Pare che nella zona del Trullo si sia costituito un gruppo malavitoso ispirato da un ex personaggio della holding a mano armata sul quale ora i carabinieri hanno messo gli occhi, e non solo.

Gli scheletri stipati negli armadi riprendono vita, sono fondati i sospetti degli investigatori.
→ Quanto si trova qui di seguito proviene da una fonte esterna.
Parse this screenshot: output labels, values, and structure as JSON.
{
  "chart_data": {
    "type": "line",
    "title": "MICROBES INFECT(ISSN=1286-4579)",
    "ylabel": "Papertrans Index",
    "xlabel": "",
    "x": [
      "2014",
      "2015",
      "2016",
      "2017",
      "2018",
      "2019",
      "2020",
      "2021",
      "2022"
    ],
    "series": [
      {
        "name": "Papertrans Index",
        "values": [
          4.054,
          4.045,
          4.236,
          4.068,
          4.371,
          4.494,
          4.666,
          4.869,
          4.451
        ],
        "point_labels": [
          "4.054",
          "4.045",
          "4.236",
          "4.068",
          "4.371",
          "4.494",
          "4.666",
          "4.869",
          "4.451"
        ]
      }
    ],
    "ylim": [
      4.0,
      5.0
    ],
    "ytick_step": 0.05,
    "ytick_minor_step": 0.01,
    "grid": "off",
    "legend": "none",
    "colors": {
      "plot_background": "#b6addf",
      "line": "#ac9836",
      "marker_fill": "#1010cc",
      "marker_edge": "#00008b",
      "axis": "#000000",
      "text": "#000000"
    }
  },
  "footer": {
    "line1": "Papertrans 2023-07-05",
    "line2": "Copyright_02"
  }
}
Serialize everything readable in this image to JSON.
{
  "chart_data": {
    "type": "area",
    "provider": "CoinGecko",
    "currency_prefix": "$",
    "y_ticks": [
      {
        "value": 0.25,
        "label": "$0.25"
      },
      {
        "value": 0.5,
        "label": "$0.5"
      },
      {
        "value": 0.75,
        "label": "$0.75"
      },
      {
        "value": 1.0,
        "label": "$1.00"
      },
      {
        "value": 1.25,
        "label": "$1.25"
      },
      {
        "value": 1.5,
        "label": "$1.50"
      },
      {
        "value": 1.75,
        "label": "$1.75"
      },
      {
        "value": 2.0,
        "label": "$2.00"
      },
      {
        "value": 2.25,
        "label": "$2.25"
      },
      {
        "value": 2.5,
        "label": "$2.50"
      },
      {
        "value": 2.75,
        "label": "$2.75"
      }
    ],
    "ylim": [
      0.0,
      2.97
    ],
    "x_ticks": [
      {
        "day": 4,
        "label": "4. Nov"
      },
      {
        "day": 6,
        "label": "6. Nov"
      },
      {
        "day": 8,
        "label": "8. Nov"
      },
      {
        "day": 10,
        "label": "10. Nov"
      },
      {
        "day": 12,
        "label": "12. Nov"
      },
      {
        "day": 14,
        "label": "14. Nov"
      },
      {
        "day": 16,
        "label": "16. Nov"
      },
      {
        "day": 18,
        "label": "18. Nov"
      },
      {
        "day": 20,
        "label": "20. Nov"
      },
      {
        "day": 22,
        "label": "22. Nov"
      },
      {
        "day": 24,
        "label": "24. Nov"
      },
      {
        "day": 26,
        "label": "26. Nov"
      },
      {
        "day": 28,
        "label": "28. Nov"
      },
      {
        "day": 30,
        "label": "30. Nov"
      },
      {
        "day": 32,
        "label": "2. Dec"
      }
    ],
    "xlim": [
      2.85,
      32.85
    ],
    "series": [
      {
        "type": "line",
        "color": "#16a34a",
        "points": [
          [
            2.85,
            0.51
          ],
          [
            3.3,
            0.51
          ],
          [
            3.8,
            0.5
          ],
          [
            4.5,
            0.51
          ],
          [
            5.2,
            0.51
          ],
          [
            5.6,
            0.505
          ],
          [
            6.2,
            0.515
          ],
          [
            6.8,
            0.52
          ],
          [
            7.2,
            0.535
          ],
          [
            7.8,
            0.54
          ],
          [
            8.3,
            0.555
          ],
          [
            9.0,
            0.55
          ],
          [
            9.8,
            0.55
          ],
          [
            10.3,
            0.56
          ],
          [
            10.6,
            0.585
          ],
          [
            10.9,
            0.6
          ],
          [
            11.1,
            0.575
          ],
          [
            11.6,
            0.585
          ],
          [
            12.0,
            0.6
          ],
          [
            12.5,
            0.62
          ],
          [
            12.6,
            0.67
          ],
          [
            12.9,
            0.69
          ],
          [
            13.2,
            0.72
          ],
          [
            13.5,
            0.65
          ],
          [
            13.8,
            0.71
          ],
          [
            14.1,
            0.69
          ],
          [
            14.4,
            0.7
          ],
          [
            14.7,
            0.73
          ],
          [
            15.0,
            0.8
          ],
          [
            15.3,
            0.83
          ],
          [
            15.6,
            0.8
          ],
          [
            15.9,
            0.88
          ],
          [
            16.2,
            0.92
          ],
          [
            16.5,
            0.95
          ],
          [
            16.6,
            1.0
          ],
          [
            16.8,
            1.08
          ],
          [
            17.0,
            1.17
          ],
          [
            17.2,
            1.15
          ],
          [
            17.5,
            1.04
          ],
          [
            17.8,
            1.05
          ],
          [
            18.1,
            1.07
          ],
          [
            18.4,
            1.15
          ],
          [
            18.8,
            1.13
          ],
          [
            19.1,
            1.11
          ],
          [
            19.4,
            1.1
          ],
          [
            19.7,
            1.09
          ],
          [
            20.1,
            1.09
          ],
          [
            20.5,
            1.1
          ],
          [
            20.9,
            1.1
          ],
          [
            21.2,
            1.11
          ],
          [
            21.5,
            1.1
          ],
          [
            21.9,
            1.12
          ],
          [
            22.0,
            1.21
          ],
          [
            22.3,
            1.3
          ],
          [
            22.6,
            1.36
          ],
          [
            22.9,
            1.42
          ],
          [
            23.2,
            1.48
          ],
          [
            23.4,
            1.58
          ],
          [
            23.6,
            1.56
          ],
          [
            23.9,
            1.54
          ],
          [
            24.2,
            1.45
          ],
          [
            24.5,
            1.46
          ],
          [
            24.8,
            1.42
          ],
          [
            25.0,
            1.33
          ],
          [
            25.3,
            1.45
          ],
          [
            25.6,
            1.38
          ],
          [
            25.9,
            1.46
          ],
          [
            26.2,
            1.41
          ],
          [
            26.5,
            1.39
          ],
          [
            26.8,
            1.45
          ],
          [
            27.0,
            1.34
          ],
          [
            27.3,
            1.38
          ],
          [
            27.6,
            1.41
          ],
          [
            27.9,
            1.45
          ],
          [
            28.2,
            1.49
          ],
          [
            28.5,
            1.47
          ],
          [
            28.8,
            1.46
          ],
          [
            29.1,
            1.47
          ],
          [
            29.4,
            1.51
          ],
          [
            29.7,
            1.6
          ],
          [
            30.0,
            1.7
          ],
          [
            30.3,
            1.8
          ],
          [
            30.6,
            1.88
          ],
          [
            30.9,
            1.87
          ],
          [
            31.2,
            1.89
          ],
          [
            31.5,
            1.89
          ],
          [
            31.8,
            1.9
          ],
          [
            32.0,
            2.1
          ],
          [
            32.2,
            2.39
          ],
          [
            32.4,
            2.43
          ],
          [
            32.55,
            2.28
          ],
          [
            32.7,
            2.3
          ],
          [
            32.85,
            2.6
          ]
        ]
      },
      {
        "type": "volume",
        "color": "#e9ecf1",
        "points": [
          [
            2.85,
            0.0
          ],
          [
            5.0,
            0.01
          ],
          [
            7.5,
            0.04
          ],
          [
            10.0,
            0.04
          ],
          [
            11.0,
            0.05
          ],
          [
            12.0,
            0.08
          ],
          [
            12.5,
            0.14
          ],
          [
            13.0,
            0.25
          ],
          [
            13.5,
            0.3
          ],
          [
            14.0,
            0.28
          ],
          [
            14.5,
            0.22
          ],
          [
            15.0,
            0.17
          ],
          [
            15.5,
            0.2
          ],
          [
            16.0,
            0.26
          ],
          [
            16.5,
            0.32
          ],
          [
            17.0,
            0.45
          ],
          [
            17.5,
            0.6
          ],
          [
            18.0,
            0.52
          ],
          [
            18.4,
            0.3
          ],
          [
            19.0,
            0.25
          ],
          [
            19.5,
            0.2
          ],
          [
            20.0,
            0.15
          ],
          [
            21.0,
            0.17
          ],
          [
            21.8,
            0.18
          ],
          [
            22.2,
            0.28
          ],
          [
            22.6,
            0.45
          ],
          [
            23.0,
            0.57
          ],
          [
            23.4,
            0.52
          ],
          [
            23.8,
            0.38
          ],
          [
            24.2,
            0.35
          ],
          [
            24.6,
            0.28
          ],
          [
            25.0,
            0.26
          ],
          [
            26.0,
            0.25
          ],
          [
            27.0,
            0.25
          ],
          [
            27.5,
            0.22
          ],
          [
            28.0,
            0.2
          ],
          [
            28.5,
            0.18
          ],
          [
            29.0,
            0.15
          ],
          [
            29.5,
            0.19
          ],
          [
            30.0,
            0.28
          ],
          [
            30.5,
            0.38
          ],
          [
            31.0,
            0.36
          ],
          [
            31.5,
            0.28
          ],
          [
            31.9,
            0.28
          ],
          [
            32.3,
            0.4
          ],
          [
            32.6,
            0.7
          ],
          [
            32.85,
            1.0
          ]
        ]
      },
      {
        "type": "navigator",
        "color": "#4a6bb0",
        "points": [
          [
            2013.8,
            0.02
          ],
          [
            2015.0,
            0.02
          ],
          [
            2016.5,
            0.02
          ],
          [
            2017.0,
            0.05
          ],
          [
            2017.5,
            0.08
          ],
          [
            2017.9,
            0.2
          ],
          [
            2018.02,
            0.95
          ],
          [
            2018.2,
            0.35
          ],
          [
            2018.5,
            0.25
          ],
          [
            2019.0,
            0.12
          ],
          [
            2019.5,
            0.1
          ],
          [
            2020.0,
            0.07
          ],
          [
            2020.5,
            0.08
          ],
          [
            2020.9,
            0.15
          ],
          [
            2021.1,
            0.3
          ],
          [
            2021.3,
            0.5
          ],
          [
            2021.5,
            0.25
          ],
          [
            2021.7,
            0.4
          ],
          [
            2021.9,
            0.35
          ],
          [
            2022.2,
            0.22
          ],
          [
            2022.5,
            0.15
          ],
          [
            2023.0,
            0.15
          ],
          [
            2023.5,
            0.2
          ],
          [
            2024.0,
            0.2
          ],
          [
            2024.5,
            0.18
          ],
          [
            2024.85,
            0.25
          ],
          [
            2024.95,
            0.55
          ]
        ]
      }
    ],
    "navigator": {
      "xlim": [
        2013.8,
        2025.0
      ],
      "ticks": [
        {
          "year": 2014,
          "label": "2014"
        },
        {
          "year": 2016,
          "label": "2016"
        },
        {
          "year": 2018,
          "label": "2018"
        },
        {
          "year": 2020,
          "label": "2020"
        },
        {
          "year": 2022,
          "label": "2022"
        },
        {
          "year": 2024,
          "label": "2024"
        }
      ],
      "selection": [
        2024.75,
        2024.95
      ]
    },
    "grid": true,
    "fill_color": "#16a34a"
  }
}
La zona dove il fantasma è tornato in carne e ossa è nella periferia sud-ovest della Capitale. L’imbeccata racconta che un ex della banda starebbe ricreando una “batteria” di malviventi, una decina di suoi fedeli coordinati da un trentenne.

Con tre precisi obiettivi. Il primo: avere il controllo della zona, imporre un proprio potere mafioso. Il secondo: rapinare i supermercati e le farmacie, fare cassa nelle solite modalità criminali. E il terzo, forse il più interessante e quasi anomalo, estorcere i “piccoli” delinquenti locali, pretendendo parte dei guadagni ricavati dai traffici illeciti.

La regola è: qui si può spacciare la droga comprata da fornitori di altre parti di Roma, ma per venderla al Trullo bisogna pagare una percentuale alla nuova banda. E lo stesso vale per i balordi del posto che fanno soldi commettendo reati: una quota bisogna darla ai nuovi “padroni” della piazza.

L’indagine è partita dall’estorsione a un malvivente del Trullo che si è visto minacciare dalla cricca emergente, con la pistola puntata addosso e con decisione: «Devi darci parte del denaro che guadagni o è peggio per te» gli hanno detto.

Chi ha provato a rifiutare ha rischiato di morire ammazzato.